This morning I was scouring the internet for blogs in NYC with women and art as their subject - (we're looking for people to invite to a preview screening of our film "a woman like that") and came upon this blog listing an exhibition that is opening May 8th, “Remember the Ladies: Women Artists of the Hudson River School”, believed to be the first exhibition ever to focus solely on women artists associated with the 19th century landscape painting movement.
"Remember the Ladies" wow, that resounds for me. I think about Artemisia and all the "ladies" who have been forgotten in history, and how in our film "a woman like that" many people reflect on what this historical forgetting and then this finding of Artemisia, her life and her art mean for them.
So here is this other group of women - and again like Artemisia, many had fathers, brothers, other family members who were/are famous artists.

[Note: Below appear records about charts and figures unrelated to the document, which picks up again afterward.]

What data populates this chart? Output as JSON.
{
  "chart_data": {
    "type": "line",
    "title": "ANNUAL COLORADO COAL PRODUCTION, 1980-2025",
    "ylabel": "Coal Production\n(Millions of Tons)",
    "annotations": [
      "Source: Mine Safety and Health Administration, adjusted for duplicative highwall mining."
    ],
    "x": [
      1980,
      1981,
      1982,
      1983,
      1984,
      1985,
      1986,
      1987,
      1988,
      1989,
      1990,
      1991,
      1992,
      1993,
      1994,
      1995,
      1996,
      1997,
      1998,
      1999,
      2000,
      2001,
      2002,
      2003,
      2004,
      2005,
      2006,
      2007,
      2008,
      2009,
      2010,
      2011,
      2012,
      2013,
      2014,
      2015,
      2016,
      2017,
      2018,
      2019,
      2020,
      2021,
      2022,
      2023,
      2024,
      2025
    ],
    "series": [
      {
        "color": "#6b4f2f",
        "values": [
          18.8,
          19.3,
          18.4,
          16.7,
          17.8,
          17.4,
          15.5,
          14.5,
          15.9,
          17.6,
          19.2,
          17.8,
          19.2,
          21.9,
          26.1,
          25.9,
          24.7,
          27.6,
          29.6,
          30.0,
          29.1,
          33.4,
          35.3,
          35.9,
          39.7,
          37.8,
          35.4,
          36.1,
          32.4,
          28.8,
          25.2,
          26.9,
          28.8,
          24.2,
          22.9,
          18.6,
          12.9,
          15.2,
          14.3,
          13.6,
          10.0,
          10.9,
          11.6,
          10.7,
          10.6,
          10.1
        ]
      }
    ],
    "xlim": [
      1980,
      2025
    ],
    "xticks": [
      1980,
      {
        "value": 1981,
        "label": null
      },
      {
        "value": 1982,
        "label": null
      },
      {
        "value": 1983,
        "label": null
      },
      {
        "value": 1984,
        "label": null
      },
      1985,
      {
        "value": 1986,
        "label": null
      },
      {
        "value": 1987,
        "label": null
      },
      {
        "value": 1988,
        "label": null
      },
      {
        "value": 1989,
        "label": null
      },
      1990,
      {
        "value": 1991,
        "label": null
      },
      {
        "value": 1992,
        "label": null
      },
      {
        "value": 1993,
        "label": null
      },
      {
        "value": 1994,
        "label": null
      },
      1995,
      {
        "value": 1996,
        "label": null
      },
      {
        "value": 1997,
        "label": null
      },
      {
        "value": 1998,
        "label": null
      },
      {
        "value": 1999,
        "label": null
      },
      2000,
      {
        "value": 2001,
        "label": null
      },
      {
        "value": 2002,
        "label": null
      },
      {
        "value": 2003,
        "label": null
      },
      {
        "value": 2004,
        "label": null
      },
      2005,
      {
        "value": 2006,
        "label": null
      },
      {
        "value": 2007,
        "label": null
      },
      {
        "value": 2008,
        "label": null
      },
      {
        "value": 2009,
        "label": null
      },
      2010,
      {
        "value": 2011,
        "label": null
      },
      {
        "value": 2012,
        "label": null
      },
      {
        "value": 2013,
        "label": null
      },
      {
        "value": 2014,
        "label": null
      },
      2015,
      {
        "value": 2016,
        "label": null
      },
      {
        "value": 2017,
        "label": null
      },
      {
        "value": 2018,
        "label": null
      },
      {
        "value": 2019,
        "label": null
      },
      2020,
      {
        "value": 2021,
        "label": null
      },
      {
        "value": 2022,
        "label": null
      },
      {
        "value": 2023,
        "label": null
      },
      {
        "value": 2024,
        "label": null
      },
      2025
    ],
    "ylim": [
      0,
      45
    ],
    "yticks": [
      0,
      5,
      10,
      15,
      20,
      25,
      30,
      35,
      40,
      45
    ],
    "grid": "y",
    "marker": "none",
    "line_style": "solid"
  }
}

And while the museum notice states, "They produced magnificent works of art, and they were inspired by the landscape just as Thomas Cole and Asher Durand were.", - I immediately ponder this comparison to Cole and Durand - the more famous men. And my mind streams, from that spectacular landscape to those forgotten women and, to all those others who have been and are inspired to make art who we never hear of .. and then I leap to this unknowable void - all this unseen art. And I remember the women we met at CAA who showed us images of their art, really good art, original, provocative, beautifully wrought art that they couldn't get shown and that we may never see.
So this is what I hope/imagine will happen during our upcoming travels to show "a woman like that" - women will share their work with us, with you, on our blog,on our facebook page and we will, in our little way "remember" that women make art - every day.
P.S. The announcement says "The title is taken from a letter from Abigail Adams to John Adams in 1776: “I desire you would Remember the Ladies… if particular care and attention is not paid to the Ladies we are determined to foment a Rebellion.” Now Abigail Adams was one cool "lady".